J’ignore combien j’ai d’enfants plonge dans le caveau des souvenirs de famille. Le temps, qui a transformé les anciens enfants, a vu se multiplier les personnalités éphémères, les affabulations, condamnations, rejets et autres silences. Pour mieux comprendre cette dérive, les poèmes interrogent la matière et le temps (deux des principaux objets d’étude de la science physique), alors qu’il leur devient impossible de ne pas entendre les échos d’un cosmos lointain qui abrite néanmoins l’actuelle présence des disparus, dont celle de la jumelle morte en bas âge, qui parle maintenant depuis le clan des multiples enfants à dénombrer.

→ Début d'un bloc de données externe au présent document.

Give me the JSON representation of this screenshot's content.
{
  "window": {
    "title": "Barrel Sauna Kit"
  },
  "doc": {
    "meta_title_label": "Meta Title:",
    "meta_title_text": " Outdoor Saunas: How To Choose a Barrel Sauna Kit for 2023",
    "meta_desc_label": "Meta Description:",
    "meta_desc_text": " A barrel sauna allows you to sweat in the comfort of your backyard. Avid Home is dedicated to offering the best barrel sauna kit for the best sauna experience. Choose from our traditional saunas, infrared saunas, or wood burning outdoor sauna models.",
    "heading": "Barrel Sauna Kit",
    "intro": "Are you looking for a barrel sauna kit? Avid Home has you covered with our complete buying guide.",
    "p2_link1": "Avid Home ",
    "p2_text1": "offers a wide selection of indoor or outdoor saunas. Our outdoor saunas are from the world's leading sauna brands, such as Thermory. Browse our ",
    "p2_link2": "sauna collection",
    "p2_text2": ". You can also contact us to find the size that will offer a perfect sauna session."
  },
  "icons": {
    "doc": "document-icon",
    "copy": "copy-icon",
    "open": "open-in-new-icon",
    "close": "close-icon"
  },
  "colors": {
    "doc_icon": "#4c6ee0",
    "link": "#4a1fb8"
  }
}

Dans l’irrésolution des mystères liés à toutes ces absences, le poème apparaît comme un moyen privilégié de maintenir en vie les morts, et de permettre notre conscience du monde, laquelle par ricochet confère son poids à de dernier.

il y a ceux
où je compte ceux
où je ne compte pas
ça dépend des jours

AUTEUR(S)

Monique DELAND est poète, critique littéraire et essayiste. Elle a entre autres reçu le prix Émile-Nelligan 1995 pour Géants dans l’île ; le prix académique Québec-Amérique 1998 pour Rivages. Pour une esthétique de l’ambivalence, et le prix Félix-Antoine-Savard 2010. Elle a par ailleurs publié une soixantaine de commentaires critiques de fond portant sur des livres de poésie québécoise actuelle dans les revues Trois, Estuaire, Moebius et, actuellement, dans Les écrits. Elle a aussi signé quelques essais plus théoriques portant sur le processus créateur des poètes. Elle est membre de l’Académie des lettres du Québec depuis 2014.

AU NOROÎT, elle a publié La nuit, tous les dieux sont noirs (2014, finaliste au Grand Prix du livre de Montréal), Géologie des corps surpeuplés (2011, finaliste au Prix du Poème en prose Louis-Guillaume), Miniatures, balles perdues et autres désordres (2008, prix Alain-Grandbois et finaliste au Prix Terrasses Saint- Suplice de la revue Estuaire), Le nord est derrière moi (2004) et L’intuition du rivage (2000).